“I don’t make a habit of anonymous sex,” he said. “And it’s March.”
“Which one?”
“Amy.” The quiet reproach in his voice shamed me.
“Sorry, I shouldn’t... Not now. You don’t need this now.”
“I care about you,” he said. “I’ve always cared. About you.”
He did care. And I loved him. Had always loved him.
“What can I do?” I whispered.
Trey took my hand. “You’re doing it. You’re here. That means a lot.”
My heart dissolved. “We’ll always be here for you.”I’ll always be here for you.
He smiled. “The March sisters’ motto. ‘Whatever happens, we have each other’—Jo says that.”
Her ghost rose between us. “It wouldn’t bother me,” she’d said. He’s like our brother, she said.
Who did he have to comfort him and care for him? Besides his grandfather. Besides us.
His thumb rubbed a circle on the back of my hand.
“You should call your grandmother,” I said. “The one in Florida.”
“I have a better idea.” He set down his coffee. Smiled. “Call it a plan.”
He tugged lightly on my hand.Mistake, my mind screamed as he drew me closer. But I didn’t move.
His mouth brushed slowly over mine. His hand cupped my jaw with exquisite care. I knew he was using me for comfort. For distraction. And I didn’t mind. Our lips tasted, tested, clung, finding the perfect fit.
I was older now and wiser. As long as I didn’t expect anything more, I could give him this. I could have him, this much of him, for at least a little while.
I pulled back and smiled. “So, tell me. What’s the rest of your plan?”
CHAPTER 15
Abby
I was eight years old when my sister Elizabeth died, drowned in the river that ran along the bottom of our property.
Not that I realized it at the time. For two days, all my parents would tell me was that Bitsy had “gone to the hospital.” I learned later that her body had been put on life support until the doctors finally, mercifully, convinced my mother to pull the plug. All I knew then was that my sister never came home. I lost a playmate I could never replace, a part of me I would never recover.
I learned early on not to bother my already-devastated parents. “Don’t fuss,” my mother would say when I cried or acted out, and I did my best to be a good girl. To make up, somehow, for the loss of my sister. My parents’ grief, after all, was worse than mine.
But I never got over hating the hospital—that place of no return. When I had my babies, when I had surgery on my spine, even visiting poor James Laurence after his stroke, I had to steel myself to overcome my childish fear.

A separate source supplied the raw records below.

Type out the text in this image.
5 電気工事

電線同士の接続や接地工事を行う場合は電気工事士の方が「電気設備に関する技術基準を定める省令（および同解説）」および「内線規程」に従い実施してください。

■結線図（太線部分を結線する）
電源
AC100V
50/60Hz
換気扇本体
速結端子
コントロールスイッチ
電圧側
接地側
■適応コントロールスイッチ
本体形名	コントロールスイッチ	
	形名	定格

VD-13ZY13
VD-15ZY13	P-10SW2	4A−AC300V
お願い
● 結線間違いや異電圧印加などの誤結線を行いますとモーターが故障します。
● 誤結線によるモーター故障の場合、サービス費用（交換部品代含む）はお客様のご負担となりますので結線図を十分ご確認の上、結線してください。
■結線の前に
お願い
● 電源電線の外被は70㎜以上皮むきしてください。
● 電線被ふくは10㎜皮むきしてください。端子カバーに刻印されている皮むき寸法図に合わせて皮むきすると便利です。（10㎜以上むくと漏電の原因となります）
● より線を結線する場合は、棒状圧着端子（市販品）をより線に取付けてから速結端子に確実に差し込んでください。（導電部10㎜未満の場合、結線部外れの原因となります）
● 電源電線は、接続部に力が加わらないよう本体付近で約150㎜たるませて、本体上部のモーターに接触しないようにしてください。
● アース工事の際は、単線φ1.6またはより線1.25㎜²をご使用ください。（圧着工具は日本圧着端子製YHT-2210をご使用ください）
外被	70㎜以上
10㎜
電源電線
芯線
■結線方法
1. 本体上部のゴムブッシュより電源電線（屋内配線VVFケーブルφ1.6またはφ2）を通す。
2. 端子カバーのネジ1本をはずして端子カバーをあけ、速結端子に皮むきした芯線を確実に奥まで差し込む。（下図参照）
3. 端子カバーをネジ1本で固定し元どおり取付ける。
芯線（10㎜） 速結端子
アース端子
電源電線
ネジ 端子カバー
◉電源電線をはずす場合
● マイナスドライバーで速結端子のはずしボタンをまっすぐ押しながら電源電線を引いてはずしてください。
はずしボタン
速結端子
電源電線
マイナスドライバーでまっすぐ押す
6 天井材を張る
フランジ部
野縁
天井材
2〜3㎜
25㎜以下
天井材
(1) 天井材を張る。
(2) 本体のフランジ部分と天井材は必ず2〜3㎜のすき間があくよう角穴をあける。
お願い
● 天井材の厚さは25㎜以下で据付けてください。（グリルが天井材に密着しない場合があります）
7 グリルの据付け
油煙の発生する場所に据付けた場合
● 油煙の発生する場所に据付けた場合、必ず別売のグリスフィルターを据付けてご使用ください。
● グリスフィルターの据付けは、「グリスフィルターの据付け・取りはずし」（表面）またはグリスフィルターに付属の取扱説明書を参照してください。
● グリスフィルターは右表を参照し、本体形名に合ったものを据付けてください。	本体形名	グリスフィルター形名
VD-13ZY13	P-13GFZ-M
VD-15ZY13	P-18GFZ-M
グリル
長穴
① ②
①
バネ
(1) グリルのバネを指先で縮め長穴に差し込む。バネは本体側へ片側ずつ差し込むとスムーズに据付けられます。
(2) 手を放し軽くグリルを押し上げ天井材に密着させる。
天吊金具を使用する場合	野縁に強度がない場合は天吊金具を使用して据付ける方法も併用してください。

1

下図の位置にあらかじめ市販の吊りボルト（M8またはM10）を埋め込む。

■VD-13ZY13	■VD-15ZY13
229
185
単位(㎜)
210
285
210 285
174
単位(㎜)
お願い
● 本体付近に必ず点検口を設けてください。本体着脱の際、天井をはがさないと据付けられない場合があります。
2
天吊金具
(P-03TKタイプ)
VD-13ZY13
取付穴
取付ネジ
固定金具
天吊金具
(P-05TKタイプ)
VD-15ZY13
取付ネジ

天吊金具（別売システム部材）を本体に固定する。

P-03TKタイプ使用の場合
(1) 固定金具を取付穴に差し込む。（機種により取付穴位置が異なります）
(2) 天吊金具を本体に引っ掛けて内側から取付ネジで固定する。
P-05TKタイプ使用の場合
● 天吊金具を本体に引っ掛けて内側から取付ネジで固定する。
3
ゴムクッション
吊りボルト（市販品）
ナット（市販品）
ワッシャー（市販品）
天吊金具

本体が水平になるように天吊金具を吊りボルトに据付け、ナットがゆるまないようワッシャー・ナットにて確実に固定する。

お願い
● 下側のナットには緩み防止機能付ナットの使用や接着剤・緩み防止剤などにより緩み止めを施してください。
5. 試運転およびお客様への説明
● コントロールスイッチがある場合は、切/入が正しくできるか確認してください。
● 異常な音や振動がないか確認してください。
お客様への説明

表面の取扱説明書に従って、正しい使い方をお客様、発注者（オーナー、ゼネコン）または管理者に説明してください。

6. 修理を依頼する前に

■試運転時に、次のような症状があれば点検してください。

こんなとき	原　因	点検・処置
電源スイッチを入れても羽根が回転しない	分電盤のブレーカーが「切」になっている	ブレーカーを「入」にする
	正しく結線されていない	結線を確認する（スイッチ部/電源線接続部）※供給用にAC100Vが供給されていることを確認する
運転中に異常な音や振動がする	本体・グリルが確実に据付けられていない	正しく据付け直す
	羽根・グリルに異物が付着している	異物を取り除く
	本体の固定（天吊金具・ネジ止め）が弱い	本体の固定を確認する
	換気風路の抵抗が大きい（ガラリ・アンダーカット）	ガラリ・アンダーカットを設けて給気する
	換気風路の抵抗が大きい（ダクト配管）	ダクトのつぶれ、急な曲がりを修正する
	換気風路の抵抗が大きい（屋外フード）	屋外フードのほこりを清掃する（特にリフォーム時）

It was a relief to get home.
The security lights flicked on as we drove up.
“I’m going to check on the goats,” I said to Beth as we got out of the truck. “Do you want to make us some tea?”
Beth—named for my dead sister—hesitated. “I’m tired. I think I’ll go straight to bed.”
I studied her thin face in the floodlights. Bethie, my Sensitive Child. I’d never known how to comfort her. “You did good today.”